Initiative 26 would have amended the state Constitution to define life “to include every human being from the moment of fertilization, cloning or the functional equivalent thereof.”
Supporters, including evangelical Christians, said it would have stopped the murder of innocent life and sent a clarion moral call to the world. They said they expected that passage in Mississippi would have built support for similar laws in other states.
Opponents, led by Planned Parenthood and the American Civil Liberties Union, said the proposal would have outlawed all abortions, including in cases of rape and incest and when the mother’s life was in danger; would have barred morning-after pills and certain contraception such as IUD’s; and could have limited in vitro fertility procedures.
“The message from Mississippi is clear,” Nancy Keenan, president of NARAL Pro-Choice America, said in a statement. “An amendment that allows politicians to further interfere in our personal, private medical decisions, including a woman’s right to choose safe, legal abortion, is unacceptable.”
The push for a personhood amendment split the country’s anti-abortion movement.
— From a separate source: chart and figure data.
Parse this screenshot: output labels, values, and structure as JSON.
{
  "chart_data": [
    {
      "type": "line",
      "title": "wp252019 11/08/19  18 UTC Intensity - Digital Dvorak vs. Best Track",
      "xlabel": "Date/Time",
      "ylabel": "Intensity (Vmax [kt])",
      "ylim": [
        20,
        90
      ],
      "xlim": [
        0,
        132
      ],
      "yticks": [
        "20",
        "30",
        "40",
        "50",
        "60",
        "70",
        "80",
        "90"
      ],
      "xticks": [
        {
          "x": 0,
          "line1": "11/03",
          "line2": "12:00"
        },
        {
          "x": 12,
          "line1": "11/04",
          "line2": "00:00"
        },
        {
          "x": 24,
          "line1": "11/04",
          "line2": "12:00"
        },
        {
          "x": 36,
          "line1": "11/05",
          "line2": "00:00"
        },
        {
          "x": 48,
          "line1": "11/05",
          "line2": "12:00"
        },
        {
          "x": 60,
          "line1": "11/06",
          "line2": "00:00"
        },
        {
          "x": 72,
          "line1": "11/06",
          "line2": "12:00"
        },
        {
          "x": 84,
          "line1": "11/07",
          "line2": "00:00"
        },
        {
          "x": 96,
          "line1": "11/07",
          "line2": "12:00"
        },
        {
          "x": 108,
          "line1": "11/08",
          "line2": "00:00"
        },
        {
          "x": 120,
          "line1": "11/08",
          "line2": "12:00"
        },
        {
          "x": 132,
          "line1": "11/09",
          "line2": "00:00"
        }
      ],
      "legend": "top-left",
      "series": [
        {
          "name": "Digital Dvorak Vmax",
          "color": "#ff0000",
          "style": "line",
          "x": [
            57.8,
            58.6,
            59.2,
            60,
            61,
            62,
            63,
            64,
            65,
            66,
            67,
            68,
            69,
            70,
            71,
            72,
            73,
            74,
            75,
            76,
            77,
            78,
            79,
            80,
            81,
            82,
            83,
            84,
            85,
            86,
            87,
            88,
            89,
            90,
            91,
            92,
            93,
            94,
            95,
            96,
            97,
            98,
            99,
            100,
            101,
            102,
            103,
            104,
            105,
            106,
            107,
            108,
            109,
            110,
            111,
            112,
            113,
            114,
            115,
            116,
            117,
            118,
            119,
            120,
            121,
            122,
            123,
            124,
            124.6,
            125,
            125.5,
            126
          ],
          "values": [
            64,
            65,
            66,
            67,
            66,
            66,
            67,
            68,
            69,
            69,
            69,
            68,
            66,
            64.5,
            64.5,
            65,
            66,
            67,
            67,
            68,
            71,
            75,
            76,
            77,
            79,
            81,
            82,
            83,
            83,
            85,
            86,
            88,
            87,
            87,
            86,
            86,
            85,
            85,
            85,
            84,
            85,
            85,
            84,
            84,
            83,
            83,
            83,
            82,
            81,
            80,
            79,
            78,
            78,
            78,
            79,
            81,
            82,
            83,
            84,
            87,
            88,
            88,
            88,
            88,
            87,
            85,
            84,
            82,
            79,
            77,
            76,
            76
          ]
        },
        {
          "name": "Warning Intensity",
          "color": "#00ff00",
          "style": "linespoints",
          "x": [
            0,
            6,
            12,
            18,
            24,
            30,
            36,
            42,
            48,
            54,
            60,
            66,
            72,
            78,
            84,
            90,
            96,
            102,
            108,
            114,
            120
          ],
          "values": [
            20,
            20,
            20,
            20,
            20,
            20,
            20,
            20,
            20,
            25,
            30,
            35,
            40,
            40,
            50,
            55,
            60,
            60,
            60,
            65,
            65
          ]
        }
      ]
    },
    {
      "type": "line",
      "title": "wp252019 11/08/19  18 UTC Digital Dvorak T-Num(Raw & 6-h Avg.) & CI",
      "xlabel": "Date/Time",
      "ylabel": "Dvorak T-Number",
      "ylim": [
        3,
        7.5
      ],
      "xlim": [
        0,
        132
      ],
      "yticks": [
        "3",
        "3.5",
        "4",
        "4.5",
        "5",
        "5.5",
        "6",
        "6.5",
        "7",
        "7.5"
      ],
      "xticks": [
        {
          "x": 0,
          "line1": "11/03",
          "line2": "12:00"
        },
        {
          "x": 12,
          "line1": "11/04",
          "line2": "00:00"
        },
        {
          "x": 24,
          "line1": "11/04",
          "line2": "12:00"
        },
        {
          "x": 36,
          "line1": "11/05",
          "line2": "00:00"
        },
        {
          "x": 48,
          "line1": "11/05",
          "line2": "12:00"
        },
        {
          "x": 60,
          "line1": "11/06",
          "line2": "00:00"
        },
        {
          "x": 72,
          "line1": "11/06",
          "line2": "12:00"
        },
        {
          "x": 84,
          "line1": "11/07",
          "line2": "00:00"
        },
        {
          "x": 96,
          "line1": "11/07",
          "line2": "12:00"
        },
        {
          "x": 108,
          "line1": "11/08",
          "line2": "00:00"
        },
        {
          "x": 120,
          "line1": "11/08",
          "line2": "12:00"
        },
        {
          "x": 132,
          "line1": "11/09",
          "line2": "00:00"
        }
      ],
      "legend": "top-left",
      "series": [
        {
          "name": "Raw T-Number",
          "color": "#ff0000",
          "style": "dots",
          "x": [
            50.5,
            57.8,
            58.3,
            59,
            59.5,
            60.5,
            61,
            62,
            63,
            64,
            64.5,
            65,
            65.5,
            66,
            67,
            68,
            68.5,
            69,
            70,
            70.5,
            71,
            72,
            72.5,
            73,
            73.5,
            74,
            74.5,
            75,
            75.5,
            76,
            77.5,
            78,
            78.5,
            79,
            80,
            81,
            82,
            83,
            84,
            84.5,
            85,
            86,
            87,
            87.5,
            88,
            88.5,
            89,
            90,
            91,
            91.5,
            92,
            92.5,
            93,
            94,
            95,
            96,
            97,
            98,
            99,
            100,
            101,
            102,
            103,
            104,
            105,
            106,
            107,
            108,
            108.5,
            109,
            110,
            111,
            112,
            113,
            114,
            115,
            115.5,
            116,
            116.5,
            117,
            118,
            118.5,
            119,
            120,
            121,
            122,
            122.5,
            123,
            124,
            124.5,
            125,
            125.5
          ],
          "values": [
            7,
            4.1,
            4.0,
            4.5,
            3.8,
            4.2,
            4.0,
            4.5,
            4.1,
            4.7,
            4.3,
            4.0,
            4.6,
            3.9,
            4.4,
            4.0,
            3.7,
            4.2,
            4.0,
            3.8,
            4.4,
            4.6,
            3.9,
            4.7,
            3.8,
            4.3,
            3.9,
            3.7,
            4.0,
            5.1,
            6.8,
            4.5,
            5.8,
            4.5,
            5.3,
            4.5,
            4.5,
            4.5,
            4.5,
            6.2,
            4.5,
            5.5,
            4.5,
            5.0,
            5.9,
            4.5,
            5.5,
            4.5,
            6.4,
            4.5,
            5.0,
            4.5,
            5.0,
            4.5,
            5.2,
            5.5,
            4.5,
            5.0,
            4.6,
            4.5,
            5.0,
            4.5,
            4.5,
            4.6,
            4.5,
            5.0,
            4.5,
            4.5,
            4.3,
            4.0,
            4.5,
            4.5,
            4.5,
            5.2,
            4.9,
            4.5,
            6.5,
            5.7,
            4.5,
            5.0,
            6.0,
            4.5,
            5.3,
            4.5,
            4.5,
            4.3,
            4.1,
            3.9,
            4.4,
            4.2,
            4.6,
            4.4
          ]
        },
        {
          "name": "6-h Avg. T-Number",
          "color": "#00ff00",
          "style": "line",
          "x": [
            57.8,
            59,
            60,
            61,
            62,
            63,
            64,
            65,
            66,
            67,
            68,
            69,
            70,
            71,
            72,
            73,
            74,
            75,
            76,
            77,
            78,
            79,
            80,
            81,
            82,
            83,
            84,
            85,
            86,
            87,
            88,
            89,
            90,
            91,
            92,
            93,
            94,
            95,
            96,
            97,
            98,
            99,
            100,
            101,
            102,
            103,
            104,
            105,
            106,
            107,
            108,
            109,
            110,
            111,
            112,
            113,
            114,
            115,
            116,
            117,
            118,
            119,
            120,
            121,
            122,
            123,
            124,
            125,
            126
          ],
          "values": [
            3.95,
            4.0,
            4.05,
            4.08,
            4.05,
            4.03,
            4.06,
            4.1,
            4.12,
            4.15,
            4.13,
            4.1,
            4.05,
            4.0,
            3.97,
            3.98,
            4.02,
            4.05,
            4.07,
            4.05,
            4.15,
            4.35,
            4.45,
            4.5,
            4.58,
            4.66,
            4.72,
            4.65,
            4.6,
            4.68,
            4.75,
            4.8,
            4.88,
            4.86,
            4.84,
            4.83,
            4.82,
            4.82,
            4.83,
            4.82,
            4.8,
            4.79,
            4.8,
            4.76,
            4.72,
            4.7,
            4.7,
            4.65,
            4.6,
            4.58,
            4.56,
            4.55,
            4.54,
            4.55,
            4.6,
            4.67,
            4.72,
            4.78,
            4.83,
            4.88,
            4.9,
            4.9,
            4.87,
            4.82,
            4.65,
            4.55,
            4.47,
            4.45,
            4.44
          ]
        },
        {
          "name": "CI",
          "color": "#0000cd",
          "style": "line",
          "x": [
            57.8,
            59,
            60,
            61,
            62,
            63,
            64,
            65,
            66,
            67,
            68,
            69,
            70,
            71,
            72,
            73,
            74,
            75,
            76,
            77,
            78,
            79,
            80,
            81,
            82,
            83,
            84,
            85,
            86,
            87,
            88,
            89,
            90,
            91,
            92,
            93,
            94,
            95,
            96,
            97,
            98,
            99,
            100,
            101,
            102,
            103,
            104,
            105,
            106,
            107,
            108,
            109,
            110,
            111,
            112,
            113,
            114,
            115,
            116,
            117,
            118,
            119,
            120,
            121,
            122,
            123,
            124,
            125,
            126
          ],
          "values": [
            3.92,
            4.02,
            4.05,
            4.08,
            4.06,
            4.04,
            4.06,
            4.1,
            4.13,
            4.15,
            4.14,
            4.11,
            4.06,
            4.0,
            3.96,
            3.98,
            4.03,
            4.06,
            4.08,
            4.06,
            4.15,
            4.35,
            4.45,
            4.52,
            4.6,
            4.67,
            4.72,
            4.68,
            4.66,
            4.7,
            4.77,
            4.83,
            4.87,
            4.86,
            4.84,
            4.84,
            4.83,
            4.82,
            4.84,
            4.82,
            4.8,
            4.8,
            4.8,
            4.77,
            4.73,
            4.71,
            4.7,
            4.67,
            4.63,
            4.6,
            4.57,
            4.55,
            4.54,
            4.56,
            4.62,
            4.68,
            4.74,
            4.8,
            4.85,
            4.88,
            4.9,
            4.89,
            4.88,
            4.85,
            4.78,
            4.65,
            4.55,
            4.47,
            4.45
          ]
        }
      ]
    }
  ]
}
Traditional leaders including the Roman Catholic bishops and National Right to Life opposed it on strategic grounds, fearing it would lead to a United States Supreme Court defeat and set back to their efforts to chip away at abortion rights.
Governor Barbour is a strong opponent of abortion rights but expressed skepticism about the amendment’s wording
“It’s unnecessarily ambiguous,” he told MSNBC on Tuesday. He also criticized the strategy of sending it to voters rather than to the Legislature — a blunder he attributed to people in Colorado, who wrote the measure — and said it would not be a good test case with which to try to overturn Roe v. Wade, the 1973 Supreme Court decision that legalized abortion. Nonetheless, Mr. Barbour said, he had supported the measure because he believes that life begins at conception.